Les regards accusateurs s’avançaient toujours, touchant presque le crâne presque nu de la dame morte.
« Bon, je pense que nous ne tirerons rien de tout cela, aussi vous prierai-je de bien vouloir regagner vos tombes, chers amis. Nous parlerons plus tard. »
Monique fermait les yeux quelques secondes, qui durèrent véritablement, sur le monde ordinaire, des semaines à chaque fois.
Les années sur Terre continuaient de tourner, avec leurs lots de guerre, de paix, de profit, d’ennui, d’évolution. Monique n’était presque plus qu’un monceau d’os cliquetant au moindre mouvement, au sourire éternel depuis que sa chair était définitivement tombée et mangée.
Les yeux venaient encore, s’approchaient encore, s’éloignaient… et elle ne trouvait toujours pas ce qu’il fallait faire pour enfin fermer les yeux définitivement.
Au dessus de sa tombe, des fleurs, des plaques commémoratives, des hommages annuels aussi pour ses nombreux bienfaits. Monique entendait tout dans son trou de bois pourri. Le sourire figé sur le visage, sourire d’un crâne perfide et sournois, elle savourait chaque mot en se souvenant de chacun des noms cités par les mortels. Ses doigts maigres dansaient dans les airs comme une danse funèbre.

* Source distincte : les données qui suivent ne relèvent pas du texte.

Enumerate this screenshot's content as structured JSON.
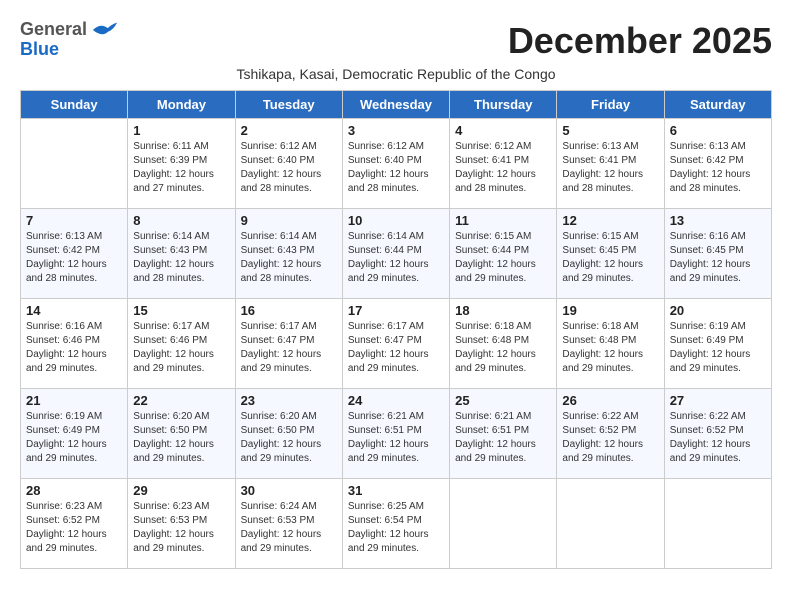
{
  "header": {
    "logo_general": "General",
    "logo_blue": "Blue",
    "month_title": "December 2025",
    "subtitle": "Tshikapa, Kasai, Democratic Republic of the Congo"
  },
  "days_of_week": [
    "Sunday",
    "Monday",
    "Tuesday",
    "Wednesday",
    "Thursday",
    "Friday",
    "Saturday"
  ],
  "weeks": [
    [
      {
        "day": "",
        "text": ""
      },
      {
        "day": "1",
        "text": "Sunrise: 6:11 AM\nSunset: 6:39 PM\nDaylight: 12 hours\nand 27 minutes."
      },
      {
        "day": "2",
        "text": "Sunrise: 6:12 AM\nSunset: 6:40 PM\nDaylight: 12 hours\nand 28 minutes."
      },
      {
        "day": "3",
        "text": "Sunrise: 6:12 AM\nSunset: 6:40 PM\nDaylight: 12 hours\nand 28 minutes."
      },
      {
        "day": "4",
        "text": "Sunrise: 6:12 AM\nSunset: 6:41 PM\nDaylight: 12 hours\nand 28 minutes."
      },
      {
        "day": "5",
        "text": "Sunrise: 6:13 AM\nSunset: 6:41 PM\nDaylight: 12 hours\nand 28 minutes."
      },
      {
        "day": "6",
        "text": "Sunrise: 6:13 AM\nSunset: 6:42 PM\nDaylight: 12 hours\nand 28 minutes."
      }
    ],
    [
      {
        "day": "7",
        "text": "Sunrise: 6:13 AM\nSunset: 6:42 PM\nDaylight: 12 hours\nand 28 minutes."
      },
      {
        "day": "8",
        "text": "Sunrise: 6:14 AM\nSunset: 6:43 PM\nDaylight: 12 hours\nand 28 minutes."
      },
      {
        "day": "9",
        "text": "Sunrise: 6:14 AM\nSunset: 6:43 PM\nDaylight: 12 hours\nand 28 minutes."
      },
      {
        "day": "10",
        "text": "Sunrise: 6:14 AM\nSunset: 6:44 PM\nDaylight: 12 hours\nand 29 minutes."
      },
      {
        "day": "11",
        "text": "Sunrise: 6:15 AM\nSunset: 6:44 PM\nDaylight: 12 hours\nand 29 minutes."
      },
      {
        "day": "12",
        "text": "Sunrise: 6:15 AM\nSunset: 6:45 PM\nDaylight: 12 hours\nand 29 minutes."
      },
      {
        "day": "13",
        "text": "Sunrise: 6:16 AM\nSunset: 6:45 PM\nDaylight: 12 hours\nand 29 minutes."
      }
    ],
    [
      {
        "day": "14",
        "text": "Sunrise: 6:16 AM\nSunset: 6:46 PM\nDaylight: 12 hours\nand 29 minutes."
      },
      {
        "day": "15",
        "text": "Sunrise: 6:17 AM\nSunset: 6:46 PM\nDaylight: 12 hours\nand 29 minutes."
      },
      {
        "day": "16",
        "text": "Sunrise: 6:17 AM\nSunset: 6:47 PM\nDaylight: 12 hours\nand 29 minutes."
      },
      {
        "day": "17",
        "text": "Sunrise: 6:17 AM\nSunset: 6:47 PM\nDaylight: 12 hours\nand 29 minutes."
      },
      {
        "day": "18",
        "text": "Sunrise: 6:18 AM\nSunset: 6:48 PM\nDaylight: 12 hours\nand 29 minutes."
      },
      {
        "day": "19",
        "text": "Sunrise: 6:18 AM\nSunset: 6:48 PM\nDaylight: 12 hours\nand 29 minutes."
      },
      {
        "day": "20",
        "text": "Sunrise: 6:19 AM\nSunset: 6:49 PM\nDaylight: 12 hours\nand 29 minutes."
      }
    ],
    [
      {
        "day": "21",
        "text": "Sunrise: 6:19 AM\nSunset: 6:49 PM\nDaylight: 12 hours\nand 29 minutes."
      },
      {
        "day": "22",
        "text": "Sunrise: 6:20 AM\nSunset: 6:50 PM\nDaylight: 12 hours\nand 29 minutes."
      },
      {
        "day": "23",
        "text": "Sunrise: 6:20 AM\nSunset: 6:50 PM\nDaylight: 12 hours\nand 29 minutes."
      },
      {
        "day": "24",
        "text": "Sunrise: 6:21 AM\nSunset: 6:51 PM\nDaylight: 12 hours\nand 29 minutes."
      },
      {
        "day": "25",
        "text": "Sunrise: 6:21 AM\nSunset: 6:51 PM\nDaylight: 12 hours\nand 29 minutes."
      },
      {
        "day": "26",
        "text": "Sunrise: 6:22 AM\nSunset: 6:52 PM\nDaylight: 12 hours\nand 29 minutes."
      },
      {
        "day": "27",
        "text": "Sunrise: 6:22 AM\nSunset: 6:52 PM\nDaylight: 12 hours\nand 29 minutes."
      }
    ],
    [
      {
        "day": "28",
        "text": "Sunrise: 6:23 AM\nSunset: 6:52 PM\nDaylight: 12 hours\nand 29 minutes."
      },
      {
        "day": "29",
        "text": "Sunrise: 6:23 AM\nSunset: 6:53 PM\nDaylight: 12 hours\nand 29 minutes."
      },
      {
        "day": "30",
        "text": "Sunrise: 6:24 AM\nSunset: 6:53 PM\nDaylight: 12 hours\nand 29 minutes."
      },
      {
        "day": "31",
        "text": "Sunrise: 6:25 AM\nSunset: 6:54 PM\nDaylight: 12 hours\nand 29 minutes."
      },
      {
        "day": "",
        "text": ""
      },
      {
        "day": "",
        "text": ""
      },
      {
        "day": "",
        "text": ""
      }
    ]
  ]
}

Puis vint le jour où, après avoir parlé de Georges, décédé d’étouffement après qu’elle lui eut rendu visite pour ses soins post-chimio, après qu’on eut rendu sa gloire pour avoir tenté de sauver Patrick d’une noyade hélas trop tard, qu’on eut reparlé de la famille qu’elle avait tant nourrie et aidé avant leur mort dans un incendie et qu’elle en fut seule survivante… un jour oui, on parla de son propre fils. Thomas, décédé dans la fleur de l’âge.
Il s’était suicidé après avoir reçu son leg. La maison familiale et les souvenirs qui s’y cachaient depuis toujours. Souvenirs écrits dans un petit carnet de cuir noir.
La dame, de son vivant, avait collecté les bonnes actions sous lesquelles elle cachait ses intentions réelles : voir.
Elle voulait voir les différentes morts, les différent souffles, les regards vitreux et les bouches tordues de désespoir. Tout cela sans jamais être soupçonnée de quoi que ce soit. Après tout, qui penserait qu’une mamie gâteau qui distribuait des bonbons aux petits enfants et qui rendait visite aux malades des hôpitaux pouvait être un monstre ? Un monstre au sourire édenté ourlé d’une bouche maquillée d’un beau rouge vif.
Qui pouvait savoir, à part les yeux sombres qui la hanteraient pour le restant de sa mort. Elle ignorait probablement que quelqu’un découvrirait son carnet bien caché sous une latte de bois dans sa chambre.
« Je vois, dit-elle aux premiers yeux qui vinrent après qu’elle eut pleuré son fils en silence avec son orbites poussiéreuses. Je vois maintenant. Chers amis… je... »
Elle n’eut le temps de rien dire qu’un chuchotement lugubre vint lui dire dans l’oreille :
« Nous serons là pour t’aider, nous sommes là pour te soulager, nous ne te quitterons pas, dors en paix. »
Une phrase qu’elle n’avait que trop dit lors de ses trop nombreuses journées de veille auprès des malades qu’elle regardait mourir, le sourire brillant sur un visage bien en chair.